Wanna know when your tire’s gonna blow?
Cars provide tons of data every second. Most of it is useless Gibberish because we can not understand, not to mention utilize it. Tire monitoring is a low hanging fruit of turning vehicle data into a useful service.
At the simplified level air pressure can be monitored accurately by monitoring the radius / diameter of the tire. Decreasing diameter in the short term means decreasing air pressure. This is logical, but not actually the whole truth. There needs to be ways of excluding factors as temperature, load etc in place to come up with reliable air pressure information.
In a longer term decreasing diameter enables monitoring of the tread depth. When the air pressure and other external factors are eliminated, the only logical reason for the decrease in diameter is wearing of the tire’s tread. This might not be much of an issue for us driving our personal cars, but imagine yourself being responsible for a fleet of dozens or hundreds of trucks or buses. This is not only a safety issue. It is also very much a money issue.
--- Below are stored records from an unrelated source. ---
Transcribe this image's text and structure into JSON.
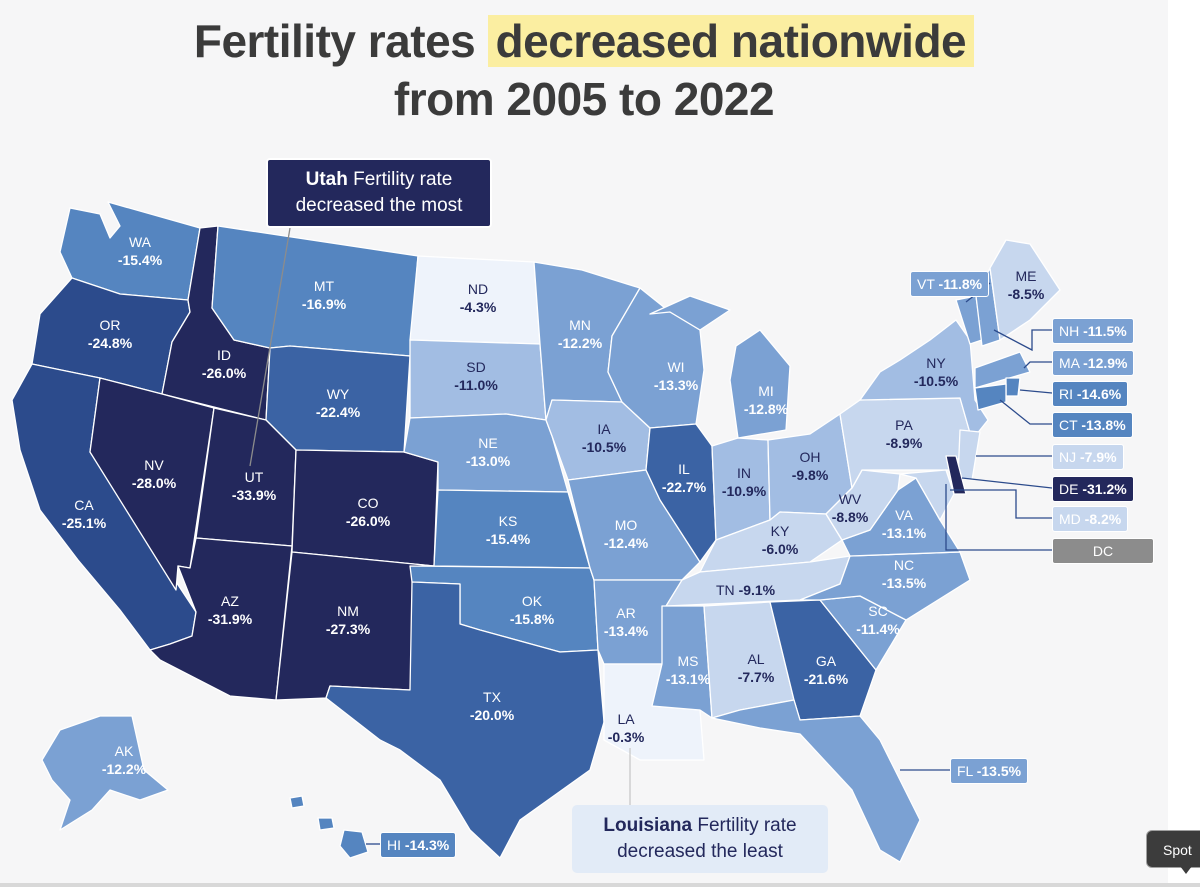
{
  "title": {
    "line1_prefix": "Fertility rates ",
    "line1_highlight": "decreased nationwide",
    "line2": "from 2005 to 2022"
  },
  "colors": {
    "highlight": "#fbeea1",
    "scale": [
      "#eef3fb",
      "#c7d7ee",
      "#a2bde3",
      "#7ba1d3",
      "#5585c0",
      "#3b63a4",
      "#2c4b8c",
      "#23285c"
    ],
    "grey_label": "#8c8c8c"
  },
  "states": {
    "WA": {
      "abbr": "WA",
      "change": "-15.4%",
      "value": -15.4
    },
    "OR": {
      "abbr": "OR",
      "change": "-24.8%",
      "value": -24.8
    },
    "CA": {
      "abbr": "CA",
      "change": "-25.1%",
      "value": -25.1
    },
    "ID": {
      "abbr": "ID",
      "change": "-26.0%",
      "value": -26.0
    },
    "NV": {
      "abbr": "NV",
      "change": "-28.0%",
      "value": -28.0
    },
    "MT": {
      "abbr": "MT",
      "change": "-16.9%",
      "value": -16.9
    },
    "WY": {
      "abbr": "WY",
      "change": "-22.4%",
      "value": -22.4
    },
    "UT": {
      "abbr": "UT",
      "change": "-33.9%",
      "value": -33.9
    },
    "AZ": {
      "abbr": "AZ",
      "change": "-31.9%",
      "value": -31.9
    },
    "CO": {
      "abbr": "CO",
      "change": "-26.0%",
      "value": -26.0
    },
    "NM": {
      "abbr": "NM",
      "change": "-27.3%",
      "value": -27.3
    },
    "ND": {
      "abbr": "ND",
      "change": "-4.3%",
      "value": -4.3
    },
    "SD": {
      "abbr": "SD",
      "change": "-11.0%",
      "value": -11.0
    },
    "NE": {
      "abbr": "NE",
      "change": "-13.0%",
      "value": -13.0
    },
    "KS": {
      "abbr": "KS",
      "change": "-15.4%",
      "value": -15.4
    },
    "OK": {
      "abbr": "OK",
      "change": "-15.8%",
      "value": -15.8
    },
    "TX": {
      "abbr": "TX",
      "change": "-20.0%",
      "value": -20.0
    },
    "MN": {
      "abbr": "MN",
      "change": "-12.2%",
      "value": -12.2
    },
    "IA": {
      "abbr": "IA",
      "change": "-10.5%",
      "value": -10.5
    },
    "MO": {
      "abbr": "MO",
      "change": "-12.4%",
      "value": -12.4
    },
    "AR": {
      "abbr": "AR",
      "change": "-13.4%",
      "value": -13.4
    },
    "LA": {
      "abbr": "LA",
      "change": "-0.3%",
      "value": -0.3
    },
    "WI": {
      "abbr": "WI",
      "change": "-13.3%",
      "value": -13.3
    },
    "IL": {
      "abbr": "IL",
      "change": "-22.7%",
      "value": -22.7
    },
    "MI": {
      "abbr": "MI",
      "change": "-12.8%",
      "value": -12.8
    },
    "IN": {
      "abbr": "IN",
      "change": "-10.9%",
      "value": -10.9
    },
    "OH": {
      "abbr": "OH",
      "change": "-9.8%",
      "value": -9.8
    },
    "KY": {
      "abbr": "KY",
      "change": "-6.0%",
      "value": -6.0
    },
    "TN": {
      "abbr": "TN",
      "change": "-9.1%",
      "value": -9.1
    },
    "MS": {
      "abbr": "MS",
      "change": "-13.1%",
      "value": -13.1
    },
    "AL": {
      "abbr": "AL",
      "change": "-7.7%",
      "value": -7.7
    },
    "GA": {
      "abbr": "GA",
      "change": "-21.6%",
      "value": -21.6
    },
    "FL": {
      "abbr": "FL",
      "change": "-13.5%",
      "value": -13.5
    },
    "SC": {
      "abbr": "SC",
      "change": "-11.4%",
      "value": -11.4
    },
    "NC": {
      "abbr": "NC",
      "change": "-13.5%",
      "value": -13.5
    },
    "VA": {
      "abbr": "VA",
      "change": "-13.1%",
      "value": -13.1
    },
    "WV": {
      "abbr": "WV",
      "change": "-8.8%",
      "value": -8.8
    },
    "PA": {
      "abbr": "PA",
      "change": "-8.9%",
      "value": -8.9
    },
    "NY": {
      "abbr": "NY",
      "change": "-10.5%",
      "value": -10.5
    },
    "VT": {
      "abbr": "VT",
      "change": "-11.8%",
      "value": -11.8
    },
    "ME": {
      "abbr": "ME",
      "change": "-8.5%",
      "value": -8.5
    },
    "NH": {
      "abbr": "NH",
      "change": "-11.5%",
      "value": -11.5
    },
    "MA": {
      "abbr": "MA",
      "change": "-12.9%",
      "value": -12.9
    },
    "RI": {
      "abbr": "RI",
      "change": "-14.6%",
      "value": -14.6
    },
    "CT": {
      "abbr": "CT",
      "change": "-13.8%",
      "value": -13.8
    },
    "NJ": {
      "abbr": "NJ",
      "change": "-7.9%",
      "value": -7.9
    },
    "DE": {
      "abbr": "DE",
      "change": "-31.2%",
      "value": -31.2
    },
    "MD": {
      "abbr": "MD",
      "change": "-8.2%",
      "value": -8.2
    },
    "DC": {
      "abbr": "DC",
      "change": "",
      "value": null
    },
    "AK": {
      "abbr": "AK",
      "change": "-12.2%",
      "value": -12.2
    },
    "HI": {
      "abbr": "HI",
      "change": "-14.3%",
      "value": -14.3
    }
  },
  "callouts": {
    "utah": {
      "bold": "Utah",
      "rest": " Fertility rate",
      "line2": "decreased the most"
    },
    "louisiana": {
      "bold": "Louisiana",
      "rest": " Fertility rate",
      "line2": "decreased the least"
    }
  },
  "overlay": {
    "spotlight_label": "Spot"
  }
}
The headline of this article is Wanna know when your tire’s gonna blow. What do air pressure and tread wear have to do with tires blowing? Not much, but the diameter does! If the diameter starts to increase, the problem is not increasing tire pressure nor thickening tread. The problem is that the carcass (structure) of the tire is starting to break and that is a serious problem. If a tire from a bus or a truck explodes next to you, you better hope that it does not blow in your direction.
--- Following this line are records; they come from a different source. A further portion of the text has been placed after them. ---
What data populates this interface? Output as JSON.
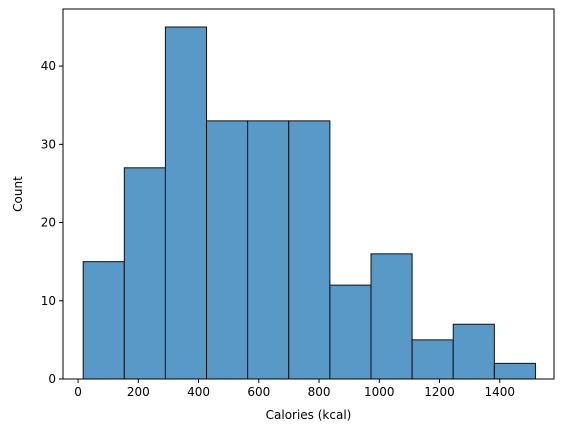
{
  "chart_data": {
    "type": "bar",
    "subtype": "histogram",
    "title": "",
    "xlabel": "Calories (kcal)",
    "ylabel": "Count",
    "bin_edges": [
      17,
      153.5,
      290,
      426.5,
      563,
      699.5,
      836,
      972.5,
      1109,
      1245.5,
      1382,
      1518.5
    ],
    "counts": [
      15,
      27,
      45,
      33,
      33,
      33,
      12,
      16,
      5,
      7,
      2
    ],
    "xlim": [
      -50,
      1580
    ],
    "ylim": [
      0,
      47.3
    ],
    "xticks": [
      0,
      200,
      400,
      600,
      800,
      1000,
      1200,
      1400
    ],
    "yticks": [
      0,
      10,
      20,
      30,
      40
    ],
    "grid": false,
    "colors": {
      "bar_fill": "#5899c8",
      "bar_edge": "#111111",
      "axis": "#000000"
    }
  }
}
This is how one city bus tire failure showed in data already weeks before the bang. The diameter of the front right started to increase three weeks earlier. It reached the warning level five days before the failure.
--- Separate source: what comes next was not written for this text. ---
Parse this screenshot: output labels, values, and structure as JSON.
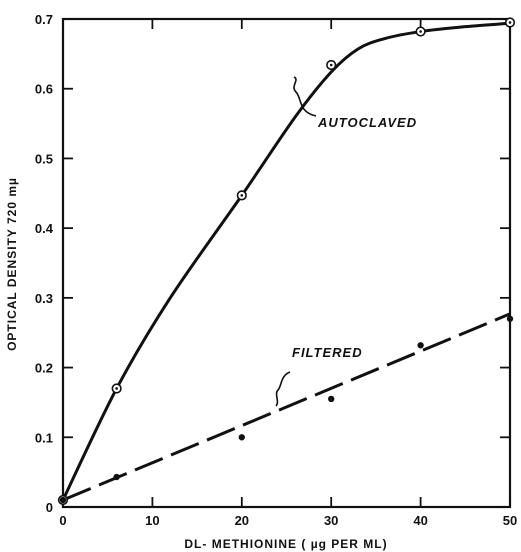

This got really interesting when we started to look for possible reasons for the damage. Four days before the timeline above the front right had taken a massive hit.
We can not know for sure if this hit was the reason for the tire failure, but it is our best guess. Knowing the exact location of the hit we checked the place out and there was nothing out of the ordinary there. So it probably has been a stone or some other object on the road.
Regardless of the reason for the tire failure, it is quite nice to be able to foresee it from the data. My guess is that we all would like to know beforehand if our tire was about to blow.
Going one step deeper into understanding the tire behaviour enables brake balance monitoring, drive traction, braking grip, rolling resistance, chassis condition (joints, axels..) road condition (potholes, bumps, roughness) you name it. All we need to do is to listen and understand what the cars are telling us.